Cash provided by continuing operations was $157 million in the third quarter, compared to cash provided by continuing operations of $96 million a year ago. The increase in cash provided by continuing operations during the third quarter was due to higher earnings, a reduction in the inventory build year over year and collections of accounts receivable offset by a reduction in advance payments resulting from a decline in new original equipment order activity.
Capital expenditures were $55 million in the third quarter of fiscal 2012, compared to $22 million in the prior year third quarter, due to continued investments in manufacturing capacity in emerging markets and aftermarket service infrastructure. Capital expenditures for fiscal 2012 are expected to be approximately $220 million which includes capital expenditures from our acquired LeTourneau and IMM businesses.
The demand for commodities has slowed, adjusting to weaker global economic growth. Recent economic data is mixed, but is generally consistent with low U.S. growth, Europe contracting and China decelerating.

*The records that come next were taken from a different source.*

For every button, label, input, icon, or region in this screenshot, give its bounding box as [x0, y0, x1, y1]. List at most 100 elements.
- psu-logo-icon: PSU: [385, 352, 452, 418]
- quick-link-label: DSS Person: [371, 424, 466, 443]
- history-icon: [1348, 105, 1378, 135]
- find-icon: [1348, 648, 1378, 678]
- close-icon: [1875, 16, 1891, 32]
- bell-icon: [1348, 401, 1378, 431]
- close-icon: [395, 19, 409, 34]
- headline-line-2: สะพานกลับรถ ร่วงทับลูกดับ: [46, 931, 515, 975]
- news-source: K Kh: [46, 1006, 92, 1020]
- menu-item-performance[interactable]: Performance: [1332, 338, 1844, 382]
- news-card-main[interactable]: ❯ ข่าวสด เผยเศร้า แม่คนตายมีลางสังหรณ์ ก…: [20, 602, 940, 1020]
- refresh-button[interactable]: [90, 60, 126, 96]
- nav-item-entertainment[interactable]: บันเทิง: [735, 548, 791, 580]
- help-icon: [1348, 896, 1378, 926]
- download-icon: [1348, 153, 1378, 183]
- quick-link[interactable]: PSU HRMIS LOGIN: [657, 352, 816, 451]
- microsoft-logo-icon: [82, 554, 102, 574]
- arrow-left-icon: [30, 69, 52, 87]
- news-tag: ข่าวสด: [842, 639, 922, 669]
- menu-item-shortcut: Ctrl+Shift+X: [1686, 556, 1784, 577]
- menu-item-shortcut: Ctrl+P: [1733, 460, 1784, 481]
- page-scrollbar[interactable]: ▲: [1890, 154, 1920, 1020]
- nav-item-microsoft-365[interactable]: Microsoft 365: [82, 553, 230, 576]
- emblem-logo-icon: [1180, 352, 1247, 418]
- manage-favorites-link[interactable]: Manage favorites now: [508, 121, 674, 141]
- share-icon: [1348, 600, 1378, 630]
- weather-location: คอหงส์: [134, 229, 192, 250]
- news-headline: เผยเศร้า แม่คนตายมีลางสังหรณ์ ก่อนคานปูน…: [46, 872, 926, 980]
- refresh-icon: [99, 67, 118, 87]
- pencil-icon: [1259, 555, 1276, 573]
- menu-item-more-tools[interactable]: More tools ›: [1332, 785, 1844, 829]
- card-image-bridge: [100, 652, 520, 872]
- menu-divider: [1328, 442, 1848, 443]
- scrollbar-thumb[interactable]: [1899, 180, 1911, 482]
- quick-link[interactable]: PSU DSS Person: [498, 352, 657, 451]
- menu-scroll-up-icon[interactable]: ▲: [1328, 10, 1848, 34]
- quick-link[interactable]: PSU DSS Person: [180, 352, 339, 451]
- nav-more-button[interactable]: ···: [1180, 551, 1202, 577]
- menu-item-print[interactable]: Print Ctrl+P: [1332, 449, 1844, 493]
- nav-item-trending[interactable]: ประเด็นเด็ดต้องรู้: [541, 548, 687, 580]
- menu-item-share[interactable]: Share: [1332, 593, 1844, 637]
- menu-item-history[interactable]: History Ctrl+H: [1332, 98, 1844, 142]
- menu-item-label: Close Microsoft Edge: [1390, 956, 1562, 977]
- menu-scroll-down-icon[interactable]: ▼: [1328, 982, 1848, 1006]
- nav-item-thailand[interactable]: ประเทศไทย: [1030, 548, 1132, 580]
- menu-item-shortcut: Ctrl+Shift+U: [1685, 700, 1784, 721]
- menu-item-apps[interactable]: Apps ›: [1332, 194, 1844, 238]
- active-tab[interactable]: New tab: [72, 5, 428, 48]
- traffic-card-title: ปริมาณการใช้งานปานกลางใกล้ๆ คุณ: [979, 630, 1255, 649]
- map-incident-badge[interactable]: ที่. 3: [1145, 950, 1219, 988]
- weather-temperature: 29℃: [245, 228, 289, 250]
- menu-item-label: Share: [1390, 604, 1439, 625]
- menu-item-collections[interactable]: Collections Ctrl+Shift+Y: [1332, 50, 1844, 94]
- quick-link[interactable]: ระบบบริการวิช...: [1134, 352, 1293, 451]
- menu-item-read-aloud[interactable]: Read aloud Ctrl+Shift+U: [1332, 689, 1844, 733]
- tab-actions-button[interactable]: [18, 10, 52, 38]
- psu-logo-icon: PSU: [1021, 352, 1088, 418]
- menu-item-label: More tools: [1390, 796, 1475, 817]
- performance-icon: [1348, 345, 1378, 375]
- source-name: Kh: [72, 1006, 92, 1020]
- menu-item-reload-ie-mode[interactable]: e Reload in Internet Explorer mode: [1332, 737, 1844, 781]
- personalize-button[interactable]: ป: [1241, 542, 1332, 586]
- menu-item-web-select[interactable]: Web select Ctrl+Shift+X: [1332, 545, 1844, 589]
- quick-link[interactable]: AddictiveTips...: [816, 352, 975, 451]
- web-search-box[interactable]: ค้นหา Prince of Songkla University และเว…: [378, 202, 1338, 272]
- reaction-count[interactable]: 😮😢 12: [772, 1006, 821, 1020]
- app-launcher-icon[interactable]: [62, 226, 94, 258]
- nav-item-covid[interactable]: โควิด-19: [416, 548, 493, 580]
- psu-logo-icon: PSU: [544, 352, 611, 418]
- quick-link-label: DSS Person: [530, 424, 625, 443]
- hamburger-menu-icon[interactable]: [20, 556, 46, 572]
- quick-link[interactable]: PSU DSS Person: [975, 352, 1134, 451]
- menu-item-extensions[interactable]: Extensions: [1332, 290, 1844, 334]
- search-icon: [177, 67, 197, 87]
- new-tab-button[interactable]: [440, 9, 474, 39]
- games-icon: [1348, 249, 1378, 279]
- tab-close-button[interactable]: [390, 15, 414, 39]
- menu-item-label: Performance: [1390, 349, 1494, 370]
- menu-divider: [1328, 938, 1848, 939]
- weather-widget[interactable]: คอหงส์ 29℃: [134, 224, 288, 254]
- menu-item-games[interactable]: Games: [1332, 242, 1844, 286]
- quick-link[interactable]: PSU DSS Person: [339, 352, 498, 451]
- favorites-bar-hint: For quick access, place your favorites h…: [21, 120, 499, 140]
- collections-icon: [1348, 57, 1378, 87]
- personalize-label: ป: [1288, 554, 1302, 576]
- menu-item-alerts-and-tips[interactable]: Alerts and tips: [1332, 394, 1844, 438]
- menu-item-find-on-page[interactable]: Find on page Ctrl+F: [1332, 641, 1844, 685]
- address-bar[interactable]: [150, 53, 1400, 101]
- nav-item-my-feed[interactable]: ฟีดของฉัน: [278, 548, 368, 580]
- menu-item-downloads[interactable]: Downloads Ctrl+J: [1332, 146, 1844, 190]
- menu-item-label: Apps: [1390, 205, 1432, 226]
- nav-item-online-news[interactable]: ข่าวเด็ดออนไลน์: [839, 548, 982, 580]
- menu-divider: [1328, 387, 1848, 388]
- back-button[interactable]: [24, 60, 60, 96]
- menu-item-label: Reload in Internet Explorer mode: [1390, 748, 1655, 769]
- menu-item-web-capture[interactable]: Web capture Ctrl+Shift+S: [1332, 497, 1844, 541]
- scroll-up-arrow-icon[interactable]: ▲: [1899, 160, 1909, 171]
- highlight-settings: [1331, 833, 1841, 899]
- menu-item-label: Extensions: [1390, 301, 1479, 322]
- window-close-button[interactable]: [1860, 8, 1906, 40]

With demand slowing, recent capacity additions have created supply surpluses and depressed pricing for most commodities. Customers are responding by cutting capital expenditures, reducing overhead and trimming production. Production cuts have been greatest in U.S. coal, but the closure or reduction of higher cost coal mines is also in process in Australia and Russia.As noted, U.S. coal has experienced the most severe decline, driven primarily by lower electricity demand and electricity generators switching to natural gas. Electricity demand in the U.S. was down over 5 percent during the winter heating season, which is greater than the 4 percent decline in 2009 that resulted from the global recession. On top of slowing demand, shale gas production has been expanding rapidly and creating a significant surplus of natural gas in the U.S. This has depressed natural gas prices to 10-year lows and also has increased the dispatch of gas fired generation onto the electricity grid. As a result, coal’s share of electricity generation has dropped from 43 percent to 32 percent between 2006 and April of 2012 while the natural gas share increased from 18 percent to 32 percent over the same period. Coal production in the second calendar quarter was down by 104 million tons from the first calendar quarter on an annualized basis. It is estimated that cuts of 100 to 120 million tons are needed to balance the U.S. market. However, those reductions can be reduced if power generation is switched from natural gas back to coal.